Le partage
En 1803 Mathias Haentjens acquiert le château et les terres de Gesvres (492 hectares) à Treillières. Né à Cologne (Allemagne) de parents hollandais, cet armateur et négociant nantais a fait fortune dans le commerce transatlantique transportant d’un continent à l’autre sucre, tabac, coton… et à l’occasion, quelques esclaves africains destinés aux plantations du continent américain. Le domaine de Gesvres et sa dizaine de métairies ne sont qu’une partie de son patrimoine foncier mais c’est pour lui un placement sûr et un agréable lieu de détente à la belle saison quand la ville étouffe.
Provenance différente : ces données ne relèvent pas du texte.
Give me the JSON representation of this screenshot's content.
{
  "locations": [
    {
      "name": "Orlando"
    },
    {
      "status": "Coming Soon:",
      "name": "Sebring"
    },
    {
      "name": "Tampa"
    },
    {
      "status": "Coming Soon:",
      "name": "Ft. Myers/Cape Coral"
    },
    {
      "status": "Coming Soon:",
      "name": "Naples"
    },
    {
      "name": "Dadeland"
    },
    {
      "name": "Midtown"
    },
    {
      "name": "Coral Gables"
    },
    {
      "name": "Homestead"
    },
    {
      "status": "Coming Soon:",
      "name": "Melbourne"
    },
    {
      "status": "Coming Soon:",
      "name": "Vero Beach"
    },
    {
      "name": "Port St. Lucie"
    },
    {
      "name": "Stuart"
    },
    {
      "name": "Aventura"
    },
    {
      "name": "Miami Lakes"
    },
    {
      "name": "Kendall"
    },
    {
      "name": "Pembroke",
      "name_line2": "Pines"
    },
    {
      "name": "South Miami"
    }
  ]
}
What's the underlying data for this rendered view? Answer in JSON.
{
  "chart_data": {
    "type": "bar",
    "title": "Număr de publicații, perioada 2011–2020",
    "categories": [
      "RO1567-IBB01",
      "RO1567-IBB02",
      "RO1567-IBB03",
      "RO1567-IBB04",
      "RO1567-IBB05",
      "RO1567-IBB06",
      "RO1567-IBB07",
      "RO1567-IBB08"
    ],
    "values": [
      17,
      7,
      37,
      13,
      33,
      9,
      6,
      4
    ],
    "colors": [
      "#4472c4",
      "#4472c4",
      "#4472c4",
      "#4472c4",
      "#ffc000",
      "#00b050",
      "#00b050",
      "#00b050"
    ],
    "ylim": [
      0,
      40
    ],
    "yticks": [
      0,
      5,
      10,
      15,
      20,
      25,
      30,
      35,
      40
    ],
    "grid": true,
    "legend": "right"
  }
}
Le château de Gesvres (bas) devient alors une scène du théâtre social, un espace de représentation où le passé féodal du lieu confère à son propriétaire recevant amis et associés une patine aristocratique qui fait oublier une fortune trop roturière. C’est aussi une petite thébaïde pour le vieux négociant tracassé par des questions existentielles au terme de sa vie.
En 1837, sentant sa fin prochaine (il meurt en 1839 à l’âge de 83 ans) il partage son domaine de Gesvres entre ses deux filles : Marie-Elisabeth, épouse de Joseph Guillet de La Brosse reçoit le château de Gesvres (bas) et 228 hectares ; Elise reçoit 264 h. situés sur la rive gauche du Gesvres mais dépourvus de manoir. C’est elle et son mari qui vont construire en 1837, au lieu dit La Rivière, le château que l’on a coutume d’appeler le Haut-Gesvres.
Le site de Gesvres
Sur une photo aérienne du début des années 1970 nous avons indiqué :
1 : le château du Ht-Gesvres
2 : Le château du Bas-Gesvres
3 : le potager en terrasse
4 : le jardin clos de la cascade
Un coin de Louisiane à Treillières
Elise Haentjens a épousé en 1817 Pierre Joseph Maës, négociant nantais lui aussi qui se pique de politique. En 1830 il a été, à Nantes, l’un des leaders de la « Révolution de juillet » qui chasse Charles X du trône. Colonel de la Garde Nationale il s’est fait élire député de Loire-Inférieure ; il démissionne de son mandat en 1835, se représente en 1837, échoue et (y-a-t-il un lien ?) entreprend d’aménager sur le domaine de Gesvres que vient de lui apporter son épouse une paisible gentilhommière justifiant ainsi le propos du héros romantique de l’époque (le « René » de F.R. de Châteaubriand) : « Les Européens, incessamment agités, sont obligés de se bâtir des solitudes ».
Sur le coteau dominant la vallée du Gesvres, à l’écart de tout hameau, il construit un petit manoir (le château actuel moins les deux ailes) qu’on prendrait presque pour une maison bourgeoise si la façade sud-est, d’un austère classicisme à peine déridé par quelques courbes baroques dans la partie supérieure, ne lui conférait ce qu’il faut de morgue aristocratique pour accéder au rang de château et transfigurer l’armateur qui a ici jeté l’ancre en gentilhomme campagnard.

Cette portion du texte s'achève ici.